O'Brien on some of his other leading lights

Mother Earth will run in the Al Shaqab Lockinge [on Saturday] and then she could go to Royal Ascot. Kyprios will run in the Saval Beg at Leopardstown on Friday and he will be aimed at the Gold Cup after that. I'd say he's a fair horse.
French plans
We are going to aim The Acropolis for the 2000 Guineas and Toy will run in the 1000 Guineas. We thought the world of The Acropolis last year but I couldn't get him to do anything. We were delighted by his return when he ran home well to finish second in the 2000 Guineas Trial at Leopardstown. I don't think we'll over-race him this year - maybe we over-raced him a little last year -so it will be interesting to see what he does at the weekend. He's a horse with plenty of speed, so he shouldn't have any problem around Longchamp. Toy is from a fantastic family. It looks like she will get the mile quite well and I think she could be even better over ten furlongs. She might develop into a Diane filly after the French Guineas. We raced her over seven furlongs, and from a bad draw, purposefully at Cork, with a view towards the French Guineas, and I thought she did it well.
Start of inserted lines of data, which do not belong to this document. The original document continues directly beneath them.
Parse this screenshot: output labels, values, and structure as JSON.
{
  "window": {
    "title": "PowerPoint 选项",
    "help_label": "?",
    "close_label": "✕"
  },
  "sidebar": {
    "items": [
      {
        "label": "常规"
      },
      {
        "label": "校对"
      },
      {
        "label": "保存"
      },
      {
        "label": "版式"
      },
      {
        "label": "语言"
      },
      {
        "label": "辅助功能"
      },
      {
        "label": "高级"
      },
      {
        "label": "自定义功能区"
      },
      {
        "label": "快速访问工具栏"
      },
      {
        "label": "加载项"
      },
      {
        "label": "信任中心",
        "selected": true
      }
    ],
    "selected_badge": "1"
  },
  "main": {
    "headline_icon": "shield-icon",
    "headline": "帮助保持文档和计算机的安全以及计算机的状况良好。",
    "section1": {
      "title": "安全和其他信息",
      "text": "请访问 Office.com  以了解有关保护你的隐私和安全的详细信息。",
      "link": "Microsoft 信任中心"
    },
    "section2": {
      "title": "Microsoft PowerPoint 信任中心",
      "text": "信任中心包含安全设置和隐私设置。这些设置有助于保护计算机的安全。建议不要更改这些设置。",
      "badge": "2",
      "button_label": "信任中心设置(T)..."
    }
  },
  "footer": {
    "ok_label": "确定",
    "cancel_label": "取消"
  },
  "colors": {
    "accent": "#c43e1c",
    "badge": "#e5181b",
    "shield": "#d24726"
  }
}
It will be interesting to see how she gets on. I'm not sure if she'd get a mile and a half. I think she'll get ten furlongs alright.”
Sprinters
There are three sprint races this week and I think we will divide King Of Bavaria, Cadamosto and New York City up in each. If the ground looked like it was going to come up slow at Naas, we could look at running Cadamosto there and send the other two to England. I'd like Ryan to ride all of them. They are all in the mix for the Commonwealth Cup.